Orta çağ boyunca Bizans ve Arap Savaşları’na tanıklık etmiş olan Malta, 870 yılı itibariyle Arap’lar tarafından işgal edilmiş ve bu sayede Malta halkı yeni sulama sistemi, bazı meyveler ve pamukla tanışmıştır. Bu dönem Malta tarihinin huzurlu dönemleri arasında anılmaktadır. Bir anekdot olarak belirtmek isteriz ki Araplar, yerli Hristiyanların kendi dinlerini yaşamasına izin vermiş fakat Hristiyan insanların ekstra vergi ödemesi gibi ayrımcılıklar uygulamıştır. Arapların Malta’ya kalan en büyük miraslarından bazıları Malta’lı yerli halkın halen konuştuğu Maltaca dili ve halen kullanılan şehir isimleridir.

Normanlar, Malta’yı 1091 yılında ele geçirmiştir ve Normanların gelişi Hristiyan kesim tarafından mutlulukla karşılanmıştır. Normanlar’ın işgalinden sonra ülkenin dini Katolik olarak kabul edilmiştir, ancak Normanlar’ın hakimiyeti çok uzun sürmemiştir ve sırasıyla Almanlar, Fransızlar ve İspanyollar adada hakimiyet kurmuşlardır.

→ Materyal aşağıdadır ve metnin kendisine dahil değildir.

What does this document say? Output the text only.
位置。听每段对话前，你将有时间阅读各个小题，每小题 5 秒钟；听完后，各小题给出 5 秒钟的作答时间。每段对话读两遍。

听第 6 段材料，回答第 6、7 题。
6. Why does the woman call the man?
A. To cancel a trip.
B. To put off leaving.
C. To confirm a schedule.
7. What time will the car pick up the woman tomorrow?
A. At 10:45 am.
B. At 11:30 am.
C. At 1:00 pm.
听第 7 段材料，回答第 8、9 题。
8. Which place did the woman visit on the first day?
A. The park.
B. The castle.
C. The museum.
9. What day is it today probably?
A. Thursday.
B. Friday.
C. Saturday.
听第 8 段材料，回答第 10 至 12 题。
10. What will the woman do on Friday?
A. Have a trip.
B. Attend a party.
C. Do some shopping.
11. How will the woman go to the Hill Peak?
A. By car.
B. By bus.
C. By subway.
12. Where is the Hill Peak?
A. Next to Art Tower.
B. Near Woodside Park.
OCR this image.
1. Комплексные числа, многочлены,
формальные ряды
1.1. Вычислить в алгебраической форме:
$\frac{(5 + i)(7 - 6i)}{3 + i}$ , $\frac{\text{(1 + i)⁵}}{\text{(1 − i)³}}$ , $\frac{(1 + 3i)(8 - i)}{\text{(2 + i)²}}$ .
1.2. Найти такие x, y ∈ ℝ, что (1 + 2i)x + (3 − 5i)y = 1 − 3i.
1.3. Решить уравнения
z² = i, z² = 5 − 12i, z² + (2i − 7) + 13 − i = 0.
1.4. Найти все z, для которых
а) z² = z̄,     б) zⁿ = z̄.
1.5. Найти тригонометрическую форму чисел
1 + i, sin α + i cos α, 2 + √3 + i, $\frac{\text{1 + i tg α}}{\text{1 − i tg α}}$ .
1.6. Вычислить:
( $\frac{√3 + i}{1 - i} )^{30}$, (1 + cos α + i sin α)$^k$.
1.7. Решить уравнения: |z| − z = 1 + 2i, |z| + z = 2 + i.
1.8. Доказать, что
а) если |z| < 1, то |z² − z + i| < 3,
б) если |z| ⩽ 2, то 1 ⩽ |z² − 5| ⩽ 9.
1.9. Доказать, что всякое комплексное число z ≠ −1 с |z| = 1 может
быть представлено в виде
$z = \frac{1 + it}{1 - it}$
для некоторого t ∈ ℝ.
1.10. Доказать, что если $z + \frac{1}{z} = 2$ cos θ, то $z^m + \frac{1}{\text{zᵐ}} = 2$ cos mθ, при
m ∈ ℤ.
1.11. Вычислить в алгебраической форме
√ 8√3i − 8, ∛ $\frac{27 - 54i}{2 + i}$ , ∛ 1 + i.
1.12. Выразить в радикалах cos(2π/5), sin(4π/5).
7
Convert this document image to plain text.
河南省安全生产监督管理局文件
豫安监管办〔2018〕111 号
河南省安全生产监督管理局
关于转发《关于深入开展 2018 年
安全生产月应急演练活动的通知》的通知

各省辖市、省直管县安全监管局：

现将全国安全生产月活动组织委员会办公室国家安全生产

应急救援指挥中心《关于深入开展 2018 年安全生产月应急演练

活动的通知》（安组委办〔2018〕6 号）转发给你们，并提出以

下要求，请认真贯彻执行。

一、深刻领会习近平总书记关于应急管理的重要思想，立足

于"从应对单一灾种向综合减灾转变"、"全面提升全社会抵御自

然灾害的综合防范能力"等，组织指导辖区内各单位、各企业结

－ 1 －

Osmanlı İmparatorluğu'nun Malta Kuşatması

Malta’nın tarihinde Osmanlı Devleti’nin de önemli bir etkisi bulunmaktadır. Kanuni Sultan Süleyman 1522 yılında Rodos adasını fethederek Rodos’ta bulunan şövalyeleri adanın dışına sürmüştür. Sürülen şövalyeler 1530 yılında Malta’ya yerleşmiştir ve St. John Şövalyeleri (Malta Şövalyeleri adıyla da anılır) Malta’nın bugünkü kültürüne ve tarihine en büyük katkıları sağlamışlardır. Adanın ticaretini ve sosyal ilişkilerini hızlıca geliştirmeye başlayıp adada güçlü bir kalkınma hareketi başlatmışlardır.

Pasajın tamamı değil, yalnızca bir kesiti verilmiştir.